TotalEnergies a fait exactement l'inverse de X. Le rebrand n'est pas arrivé d'abord, il est arrivé au moment où la stratégie le rendait inévitable.

Marc Lugand-Sacy

Cas méthodologique ELMARQ · 26 mai 2026

§ L'angle ELMARQ

Ce que la doctrine ELMARQ retient

Ce qu'ELMARQ retient comme acquis du rebrand TotalEnergies :

  • La stratégie précède la création. Les acquisitions multi-énergies datent d'avant 2021. La marque ratifie une réalité industrielle en cours, elle ne la précède pas. C'est exactement la séquence doctrinale ELMARQ.
  • La continuité du rouge historique. Conserver la couleur signal de la marque (le rouge Total) comme point de départ d'un gradient préserve cinquante ans d'équité accumulée. Très peu de rebrands industriels ont cette discipline.
  • L'investissement physique aligné avec le signal. Refaire seize mille stations en dix-huit mois coûte cher, mais c'est ce que la marque doit faire pour rendre crédible le signal. La pénibilité industrielle du déploiement valide la sincérité du rebrand.

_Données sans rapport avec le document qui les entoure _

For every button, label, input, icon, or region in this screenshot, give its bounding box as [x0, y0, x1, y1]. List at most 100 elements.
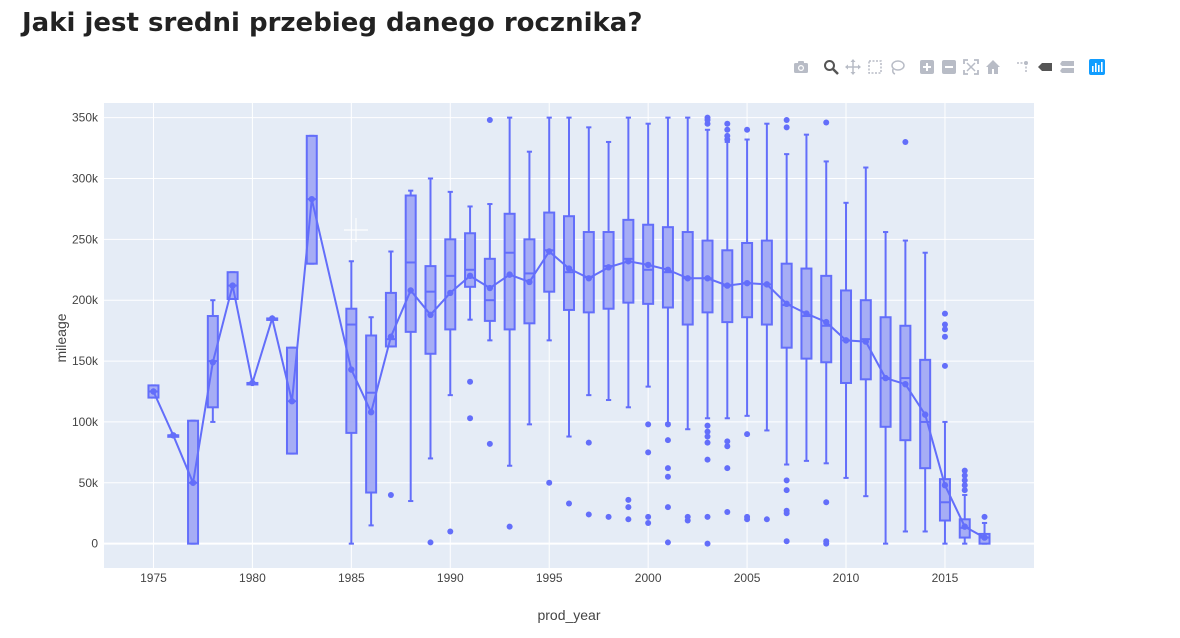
mean-point [249, 379, 256, 387]
outlier-point [961, 482, 968, 489]
mean-point [526, 278, 533, 286]
zoom-in-icon[interactable] [916, 57, 938, 77]
outlier-point [783, 487, 790, 494]
outlier-point [566, 500, 572, 507]
x-tick-label: 1975 [140, 571, 167, 585]
mean-point [209, 359, 217, 366]
outlier-point [902, 138, 909, 145]
outlier-point [724, 126, 731, 133]
outlier-point [486, 440, 493, 447]
outlier-point [704, 422, 711, 429]
y-axis-label: mileage [53, 313, 69, 362]
outlier-point [941, 362, 948, 369]
box-2015 [938, 310, 951, 545]
outlier-point [704, 540, 711, 547]
mean-point [229, 282, 236, 289]
outlier-point [704, 456, 711, 463]
outlier-point [763, 516, 770, 523]
mean-point [644, 261, 652, 269]
mean-point [902, 380, 909, 388]
box-select-icon[interactable] [864, 57, 886, 77]
box-body [404, 194, 417, 333]
mean-point [921, 411, 929, 418]
outlier-point [467, 378, 474, 385]
outlier-point [645, 421, 652, 428]
reset-axes-icon[interactable] [982, 57, 1004, 77]
mean-point [684, 275, 691, 282]
outlier-point [427, 539, 434, 546]
x-tick-label: 1995 [536, 571, 563, 585]
outlier-point [941, 310, 948, 317]
outlier-point [724, 465, 731, 472]
download-plot-icon[interactable] [790, 57, 812, 77]
mean-point [763, 281, 771, 288]
hover-compare-icon[interactable] [1056, 57, 1078, 77]
mean-point [427, 311, 434, 319]
box-body [938, 478, 951, 522]
outlier-point [585, 439, 592, 446]
box-1997 [582, 126, 595, 518]
mean-point [565, 265, 573, 272]
hover-closest-icon[interactable] [1034, 57, 1056, 77]
x-tick-label: 1985 [338, 571, 365, 585]
outlier-point [783, 124, 790, 131]
outlier-point [625, 516, 632, 523]
box-body [444, 238, 457, 331]
mean-point [605, 264, 612, 271]
outlier-point [823, 119, 830, 126]
lasso-select-icon[interactable] [886, 57, 908, 77]
outlier-point [664, 539, 671, 546]
box-1991 [464, 205, 477, 422]
x-tick-label: 2015 [932, 571, 959, 585]
outlier-point [625, 504, 632, 511]
x-axis-ticks: 1975 1980 1985 1990 1995 2000 2005 2010 2015 [140, 571, 959, 585]
outlier-point [981, 513, 988, 520]
outlier-point [704, 433, 711, 440]
mean-point [170, 432, 177, 439]
outlier-point [546, 479, 553, 486]
outlier-point [704, 513, 711, 520]
mean-point [743, 279, 751, 287]
mean-point [803, 310, 810, 317]
y-tick-label: 200k [72, 293, 99, 307]
zoom-out-icon[interactable] [938, 57, 960, 77]
outlier-point [941, 326, 948, 333]
mean-point [842, 337, 850, 344]
mean-point [486, 284, 494, 292]
outlier-point [961, 467, 968, 474]
outlier-point [645, 519, 652, 526]
page-title: Jaki jest sredni przebieg danego rocznik… [22, 8, 643, 38]
outlier-point [664, 473, 671, 480]
box-body [563, 215, 575, 311]
outlier-point [783, 477, 790, 484]
mean-point [724, 282, 731, 289]
outlier-point [744, 431, 751, 438]
mean-point [546, 248, 553, 255]
pan-icon[interactable] [842, 57, 864, 77]
outlier-point [467, 415, 474, 422]
mean-point [941, 482, 949, 489]
outlier-point [684, 513, 691, 520]
mean-point [189, 479, 197, 486]
mean-point [664, 266, 672, 273]
zoom-icon[interactable] [820, 57, 842, 77]
outlier-point [645, 449, 652, 456]
spike-lines-icon[interactable] [1012, 57, 1034, 77]
outlier-point [823, 538, 830, 545]
plotly-logo-icon[interactable] [1086, 57, 1108, 77]
autoscale-icon[interactable] [960, 57, 982, 77]
outlier-point [387, 491, 394, 498]
x-tick-label: 2010 [833, 571, 860, 585]
mean-line-series [150, 195, 988, 541]
outlier-point [605, 513, 612, 520]
cursor-crosshair-icon [344, 218, 368, 242]
mean-point [387, 333, 395, 340]
outlier-point [664, 465, 671, 472]
outlier-point [664, 421, 671, 428]
outlier-point [724, 438, 731, 445]
outlier-point [724, 443, 731, 450]
y-tick-label: 350k [72, 111, 99, 125]
outlier-point [704, 114, 711, 121]
mean-point [862, 338, 870, 345]
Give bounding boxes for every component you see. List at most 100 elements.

Ce qu'ELMARQ pointerait comme risque doctrinal :

  • L'écart entre signal de marque et mix énergétique. Si en 2030 le mix de TotalEnergies reste à plus de quatre-vingts pour cent fossile, la marque devient une promesse non tenue. Le calendrier d'investissement renouvelable devra rester aligné avec le signal.
  • L'absence de figure publique forte hors Pouyanné. Le rebrand est porté par un seul dirigeant. Sa sortie ou sa retraite déclencherait un vide narratif. Plan de succession narrative non publiquement visible.
  • La pression des ONG climat. Une marque qui s'auto-désigne comme acteur de la transition s'expose à une vigilance accrue de la presse spécialisée (Reclaim Finance, Greenpeace, Oxfam) sur chaque écart entre promesse et action. La doctrine de marque doit anticiper cette exposition continue.

§ Verdict argumenté

Sur la grille ELMARQ

70/100

Score doctrinal

Rebrand stratégiquement aligné, exécution graphique solide, écart promesse/produit à observer

Rebrand stratégiquement aligné, exécution graphique solide, écart promesse/produit à observer sur la décennie. TotalEnergies a fait un rebrand doctrinalement correct — la stratégie précède la création, la couleur historique est préservée, l'investissement physique soutient le signal. La pénalisation de trente points sur cent reflète le risque structurel d'un écart à venir entre la promesse multi-énergie et la réalité du mix énergétique. La marque tiendra ou se cassera sur le respect du calendrier d'investissement renouvelable annoncé.